Czerwiński: Pracą osiągniemy cel

04
sie

- Impulsem dla drużyny i całego klubu będzie zwycięstwo. Na to czekamy i na to liczymy już w kontekście najbliższego przeciwnika - zaznaczył przed wyjazdem do Warszawy Jakub Czerwiński, kapitan Piasta Gliwice.


Jak przedstawiają się nastroje zawodników po tym niefortunnym początku sezonu? Są nerwy lub oznaki niepokoju czy jednak zachowany jest spokój?
- Tylko ciężką pracą możemy poprawić swoją sytuację po tym początku. Chcemy pokazywać dobrą piłkę i wygrywać. Praca to jest najlepsza droga, żeby odmienić ten los. Rzeczywiście, początek nie ułożył się po naszej myśli, potraciliśmy punkty. Chcemy jak najszybciej poprawić swoją sytuację, a mecz z Legią jest do tego idealną okazją.


W oparciu o twoje doświadczenie. Drużynie potrzebny jest impuls, wstrząs czy jednak spokój i cierpliwość wystarczą, by by się odblokować i pokazać to, co ma najlepsze?
- Impulsem dla drużyny i całego klubu będzie zwycięstwo. Na to czekamy i na to liczymy już w kontekście najbliższego przeciwnika. Przygotowywaliśmy się cały tydzień i tylko wspomnianą wcześniej pracą oraz spokojem możemy osiągnąć wyznaczony cel, który jest dla nas najważniejszy, czyli zwycięstwo. Na nie wszyscy czekamy: zawodnicy, kibice, zarząd klubu, dlatego będziemy dążyć, by sięgnąć po nie już w piątek wieczorem.


Jakiej rywalizacji spodziewacie się w piątek? Legia również ma dużo do udowodnienie, zachodzą w niej zmiany, zaczynając od trenera, który powoli odciska swoje piętno na grze Legionistów...
- Rzeczywiście, Legia to trochę inna drużyna niż przed rokiem czy dwoma laty. Przyszedł nowy trener i zaczynają tam funkcjonować pewne mechanizmy w sposób charakterystyczny do jego etyki pracy. Ale my wiemy jak grać przy Łazienkowskiej i potrafimy tam wygrywać. Mamy bardzo dobrą drużynę, zawodników o dużej jakości i jedziemy do Warszawy tylko po trzypunktową zdobycz, takie jest nasze nastawienie. Koncentrujemy się tylko na sobie, nie interesują nas problemy innych drużyn. Patrzymy tylko do swojego ogródka, aby lepiej grać i wygrywać swoje spotkania.


Ostatnie historie rywalizacji z Legią są bardzo pozytywne, punkty zdobywane w serii.
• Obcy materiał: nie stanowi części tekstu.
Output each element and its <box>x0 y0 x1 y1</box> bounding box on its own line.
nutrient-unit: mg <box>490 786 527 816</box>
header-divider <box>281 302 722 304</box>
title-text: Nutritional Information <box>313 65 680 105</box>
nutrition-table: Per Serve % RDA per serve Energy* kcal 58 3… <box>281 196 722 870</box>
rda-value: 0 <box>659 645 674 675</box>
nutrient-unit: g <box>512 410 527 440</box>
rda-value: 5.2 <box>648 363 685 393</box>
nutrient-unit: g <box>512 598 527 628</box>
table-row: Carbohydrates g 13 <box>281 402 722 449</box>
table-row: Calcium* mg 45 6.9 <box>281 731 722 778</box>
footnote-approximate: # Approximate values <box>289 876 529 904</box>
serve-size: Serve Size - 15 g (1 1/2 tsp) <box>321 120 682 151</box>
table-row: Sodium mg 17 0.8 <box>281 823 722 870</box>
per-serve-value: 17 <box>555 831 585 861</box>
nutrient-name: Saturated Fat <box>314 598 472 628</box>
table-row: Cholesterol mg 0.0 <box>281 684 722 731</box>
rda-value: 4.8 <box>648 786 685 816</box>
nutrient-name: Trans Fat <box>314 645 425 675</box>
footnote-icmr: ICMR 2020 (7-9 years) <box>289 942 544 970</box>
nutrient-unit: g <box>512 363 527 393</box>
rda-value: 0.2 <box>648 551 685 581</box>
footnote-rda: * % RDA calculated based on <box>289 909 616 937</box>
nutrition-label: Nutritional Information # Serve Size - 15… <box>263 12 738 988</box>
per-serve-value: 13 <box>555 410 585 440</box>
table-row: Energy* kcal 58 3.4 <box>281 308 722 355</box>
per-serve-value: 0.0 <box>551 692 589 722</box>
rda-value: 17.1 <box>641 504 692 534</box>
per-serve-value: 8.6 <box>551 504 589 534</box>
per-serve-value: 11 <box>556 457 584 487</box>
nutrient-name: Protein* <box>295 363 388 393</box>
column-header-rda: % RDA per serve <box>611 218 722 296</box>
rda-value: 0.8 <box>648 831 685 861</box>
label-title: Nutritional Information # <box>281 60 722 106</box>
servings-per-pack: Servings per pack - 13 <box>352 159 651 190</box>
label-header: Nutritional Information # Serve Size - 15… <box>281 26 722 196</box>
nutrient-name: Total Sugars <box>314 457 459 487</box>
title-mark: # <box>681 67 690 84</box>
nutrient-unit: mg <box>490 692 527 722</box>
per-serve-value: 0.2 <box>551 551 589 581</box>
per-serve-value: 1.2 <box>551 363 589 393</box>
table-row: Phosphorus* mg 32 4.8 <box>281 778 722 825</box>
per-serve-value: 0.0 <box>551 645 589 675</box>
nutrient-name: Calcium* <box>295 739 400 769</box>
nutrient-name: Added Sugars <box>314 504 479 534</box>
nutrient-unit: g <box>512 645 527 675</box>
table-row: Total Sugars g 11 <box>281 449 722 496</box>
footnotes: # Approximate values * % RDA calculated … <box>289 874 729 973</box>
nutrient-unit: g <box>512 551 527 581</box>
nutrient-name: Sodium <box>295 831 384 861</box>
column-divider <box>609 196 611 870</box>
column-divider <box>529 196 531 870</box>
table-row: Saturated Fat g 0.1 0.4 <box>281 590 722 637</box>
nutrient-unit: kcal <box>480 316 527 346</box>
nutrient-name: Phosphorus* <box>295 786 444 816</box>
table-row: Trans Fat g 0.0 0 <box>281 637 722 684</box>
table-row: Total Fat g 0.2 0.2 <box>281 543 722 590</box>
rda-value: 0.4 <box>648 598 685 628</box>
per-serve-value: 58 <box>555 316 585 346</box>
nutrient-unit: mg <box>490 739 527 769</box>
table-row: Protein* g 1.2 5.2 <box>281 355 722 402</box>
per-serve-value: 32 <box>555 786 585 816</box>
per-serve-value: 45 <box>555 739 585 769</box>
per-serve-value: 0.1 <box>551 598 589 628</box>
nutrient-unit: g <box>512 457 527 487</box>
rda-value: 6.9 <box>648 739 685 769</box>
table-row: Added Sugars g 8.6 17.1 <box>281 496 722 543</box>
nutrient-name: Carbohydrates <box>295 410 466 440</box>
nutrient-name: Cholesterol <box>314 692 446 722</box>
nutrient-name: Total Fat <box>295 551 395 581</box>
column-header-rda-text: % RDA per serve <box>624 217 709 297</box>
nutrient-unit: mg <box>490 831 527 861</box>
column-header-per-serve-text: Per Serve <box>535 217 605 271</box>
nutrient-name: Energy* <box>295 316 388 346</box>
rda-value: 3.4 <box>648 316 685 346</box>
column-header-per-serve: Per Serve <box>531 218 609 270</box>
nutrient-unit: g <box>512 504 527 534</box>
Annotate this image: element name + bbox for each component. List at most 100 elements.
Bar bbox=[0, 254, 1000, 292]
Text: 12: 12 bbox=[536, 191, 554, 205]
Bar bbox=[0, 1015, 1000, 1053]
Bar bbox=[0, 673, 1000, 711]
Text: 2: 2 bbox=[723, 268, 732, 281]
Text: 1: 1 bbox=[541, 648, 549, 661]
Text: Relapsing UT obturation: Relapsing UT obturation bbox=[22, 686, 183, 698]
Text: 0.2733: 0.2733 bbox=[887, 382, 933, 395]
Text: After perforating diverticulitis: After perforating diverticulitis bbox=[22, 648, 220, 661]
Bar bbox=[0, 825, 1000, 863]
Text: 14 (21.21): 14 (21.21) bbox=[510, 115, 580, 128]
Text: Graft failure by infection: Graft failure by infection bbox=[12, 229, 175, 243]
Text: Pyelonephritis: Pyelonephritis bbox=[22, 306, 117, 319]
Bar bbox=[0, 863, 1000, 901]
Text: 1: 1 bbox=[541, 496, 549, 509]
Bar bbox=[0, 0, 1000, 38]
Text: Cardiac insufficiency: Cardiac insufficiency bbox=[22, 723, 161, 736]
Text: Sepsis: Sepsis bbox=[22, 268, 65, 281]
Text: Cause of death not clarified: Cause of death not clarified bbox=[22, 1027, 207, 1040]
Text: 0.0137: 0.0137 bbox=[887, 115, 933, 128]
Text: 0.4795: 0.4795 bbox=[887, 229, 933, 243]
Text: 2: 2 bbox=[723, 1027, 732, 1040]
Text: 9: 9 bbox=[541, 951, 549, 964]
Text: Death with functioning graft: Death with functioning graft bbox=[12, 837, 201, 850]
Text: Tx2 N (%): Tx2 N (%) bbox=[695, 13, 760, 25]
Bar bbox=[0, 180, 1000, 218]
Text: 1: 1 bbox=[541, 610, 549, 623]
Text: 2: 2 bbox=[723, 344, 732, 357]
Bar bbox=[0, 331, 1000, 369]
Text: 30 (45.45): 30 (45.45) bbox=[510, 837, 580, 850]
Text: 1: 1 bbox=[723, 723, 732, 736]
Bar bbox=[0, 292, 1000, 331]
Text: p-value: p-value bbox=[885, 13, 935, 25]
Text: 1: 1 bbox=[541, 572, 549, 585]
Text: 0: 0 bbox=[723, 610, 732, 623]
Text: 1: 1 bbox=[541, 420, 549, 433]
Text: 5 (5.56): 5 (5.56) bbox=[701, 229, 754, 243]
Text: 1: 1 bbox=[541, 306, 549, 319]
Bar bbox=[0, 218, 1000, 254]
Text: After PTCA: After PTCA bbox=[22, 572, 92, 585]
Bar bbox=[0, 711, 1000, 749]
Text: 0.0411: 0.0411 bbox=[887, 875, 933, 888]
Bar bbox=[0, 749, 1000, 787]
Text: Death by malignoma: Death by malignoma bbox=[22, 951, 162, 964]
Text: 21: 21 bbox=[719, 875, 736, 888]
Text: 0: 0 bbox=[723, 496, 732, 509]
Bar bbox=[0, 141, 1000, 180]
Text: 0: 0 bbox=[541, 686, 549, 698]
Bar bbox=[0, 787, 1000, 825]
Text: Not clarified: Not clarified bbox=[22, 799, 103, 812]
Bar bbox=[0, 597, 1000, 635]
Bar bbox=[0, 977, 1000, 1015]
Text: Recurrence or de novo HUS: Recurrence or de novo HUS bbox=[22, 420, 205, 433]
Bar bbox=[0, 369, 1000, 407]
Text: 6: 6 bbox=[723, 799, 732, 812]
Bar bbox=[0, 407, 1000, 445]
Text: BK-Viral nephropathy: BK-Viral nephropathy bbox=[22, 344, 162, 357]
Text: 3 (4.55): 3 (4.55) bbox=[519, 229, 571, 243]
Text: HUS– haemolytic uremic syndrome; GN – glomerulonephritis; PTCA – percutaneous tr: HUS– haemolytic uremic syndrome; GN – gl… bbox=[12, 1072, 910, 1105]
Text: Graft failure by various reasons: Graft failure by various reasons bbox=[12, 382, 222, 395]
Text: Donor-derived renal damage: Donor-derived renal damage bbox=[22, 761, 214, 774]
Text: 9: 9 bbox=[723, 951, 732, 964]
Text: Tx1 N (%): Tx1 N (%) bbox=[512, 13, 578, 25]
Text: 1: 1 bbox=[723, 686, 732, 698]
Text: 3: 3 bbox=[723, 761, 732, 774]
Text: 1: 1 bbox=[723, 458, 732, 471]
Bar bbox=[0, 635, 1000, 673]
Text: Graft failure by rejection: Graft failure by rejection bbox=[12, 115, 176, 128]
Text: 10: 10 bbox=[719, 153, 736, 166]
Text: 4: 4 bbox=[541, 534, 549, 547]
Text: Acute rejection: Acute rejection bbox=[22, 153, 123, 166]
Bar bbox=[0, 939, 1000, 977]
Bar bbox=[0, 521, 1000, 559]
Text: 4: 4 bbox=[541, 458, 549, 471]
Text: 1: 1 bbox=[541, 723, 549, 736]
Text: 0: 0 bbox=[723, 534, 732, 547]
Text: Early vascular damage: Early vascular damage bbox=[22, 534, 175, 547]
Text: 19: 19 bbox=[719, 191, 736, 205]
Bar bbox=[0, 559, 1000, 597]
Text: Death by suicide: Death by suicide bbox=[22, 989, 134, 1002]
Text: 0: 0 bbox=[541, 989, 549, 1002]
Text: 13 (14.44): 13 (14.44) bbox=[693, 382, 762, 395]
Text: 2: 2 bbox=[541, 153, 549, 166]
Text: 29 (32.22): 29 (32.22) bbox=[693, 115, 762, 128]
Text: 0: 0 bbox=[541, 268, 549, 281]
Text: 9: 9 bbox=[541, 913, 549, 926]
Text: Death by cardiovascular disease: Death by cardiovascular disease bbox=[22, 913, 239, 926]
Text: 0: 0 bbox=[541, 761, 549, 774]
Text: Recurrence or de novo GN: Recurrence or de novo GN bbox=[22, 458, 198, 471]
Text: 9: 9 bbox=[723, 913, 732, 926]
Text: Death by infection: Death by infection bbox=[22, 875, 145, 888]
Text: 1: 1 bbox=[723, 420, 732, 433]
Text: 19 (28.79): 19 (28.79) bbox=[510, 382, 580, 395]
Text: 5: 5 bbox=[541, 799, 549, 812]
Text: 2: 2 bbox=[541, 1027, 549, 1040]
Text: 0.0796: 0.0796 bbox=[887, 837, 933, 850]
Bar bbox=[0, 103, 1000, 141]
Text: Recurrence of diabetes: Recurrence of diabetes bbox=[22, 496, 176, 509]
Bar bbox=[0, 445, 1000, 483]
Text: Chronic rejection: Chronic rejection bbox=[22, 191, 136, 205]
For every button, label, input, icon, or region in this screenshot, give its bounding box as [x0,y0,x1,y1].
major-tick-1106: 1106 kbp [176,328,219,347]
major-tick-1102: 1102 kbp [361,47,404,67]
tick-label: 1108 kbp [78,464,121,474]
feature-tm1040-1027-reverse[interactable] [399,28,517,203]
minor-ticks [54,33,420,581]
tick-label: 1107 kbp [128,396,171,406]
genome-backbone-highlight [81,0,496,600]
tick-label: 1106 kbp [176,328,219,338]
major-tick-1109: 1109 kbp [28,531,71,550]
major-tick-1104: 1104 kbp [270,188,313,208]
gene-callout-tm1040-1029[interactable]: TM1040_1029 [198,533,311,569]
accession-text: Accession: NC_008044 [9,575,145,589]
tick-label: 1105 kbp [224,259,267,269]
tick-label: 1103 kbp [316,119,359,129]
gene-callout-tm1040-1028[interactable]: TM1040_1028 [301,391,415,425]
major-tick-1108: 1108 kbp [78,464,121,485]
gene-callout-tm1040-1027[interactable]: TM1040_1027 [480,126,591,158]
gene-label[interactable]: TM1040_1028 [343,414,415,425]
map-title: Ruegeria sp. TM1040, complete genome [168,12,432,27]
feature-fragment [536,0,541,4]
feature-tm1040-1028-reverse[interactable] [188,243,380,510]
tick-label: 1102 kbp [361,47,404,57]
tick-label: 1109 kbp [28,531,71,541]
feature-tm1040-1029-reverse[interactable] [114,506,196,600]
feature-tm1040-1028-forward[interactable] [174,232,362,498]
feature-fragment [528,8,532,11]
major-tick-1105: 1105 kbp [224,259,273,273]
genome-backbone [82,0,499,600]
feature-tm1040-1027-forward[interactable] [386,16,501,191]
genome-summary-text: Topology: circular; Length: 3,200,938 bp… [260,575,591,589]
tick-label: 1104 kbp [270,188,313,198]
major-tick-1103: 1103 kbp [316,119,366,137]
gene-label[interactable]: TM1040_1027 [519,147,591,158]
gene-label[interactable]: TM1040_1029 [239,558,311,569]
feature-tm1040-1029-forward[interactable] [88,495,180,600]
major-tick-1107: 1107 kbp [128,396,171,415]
Tamte spotkania, które mogą wprowadzić taki optymistyczny nastrój mają dla was znaczenie w kontekście przygotowań czy przeszłość nie ma znaczenia i w piątek napiszecie historię na nowo?
- Oczywiście, historia ma jakiś wpływ, ale powiedziałbym, że naprawdę minimalny. Napisaliśmy ją w ostatnich latach grając przeciwko Legii, jednak to jest nowy sezon, nowe rozdanie i napiszemy nowy rozdział. Trzeba po prostu wyjść i pokazać się z jak najlepszej strony. Sztab szkoleniowy na pewno ma odpowiedni plan na to spotkanie i od nas, naszej dyspozycji zależy jak ten plan zrealizujemy. Wierzę, że ta praca, którą wykonaliśmy w tygodniu pomoże nam w osiągnięciu korzystnego wyniku.


Zaczęliśmy od pytania o nastrój i w związku z nim jak szatnia zareagowała na powrót Jorge Felixa? Jak jego sama obecność, charakter i energia wpłynęły na drużynę?
- Uważam, że ten transfer, to duża rzecz dla Piasta Gliwice i kibiców. Jorge to super człowiek, przyjazna osoba, świetny charakter, dobrze tutaj zapamiętany, a przede wszystkim bardzo dobry piłkarz. Liczymy na jego pomoc na boisku. Szatnia, jak każdego zawodnika, przyjęła go bardzo dobrze. U niektórych z nas, którzy jeszcze pamiętamy jego ostatni pobyt w Gliwicach jego powrót wywołał szeroki uśmiech. Jorge nic się nie zmienił, jest tym samym Jorge, którym był przed wyjazdem. Liczę, że jest jeszcze lepszym piłkarzem, chociaż swoimi występami w Piaście Gliwice zawiesił sobie poprzeczkę bardzo wysoko i na pewno oczekiwania względem niego są duże. Będziemy mu pomagać, żeby wkomponował się na nowo w tę drużynę, żebyśmy wspólnie mogli osiągać sukcesy.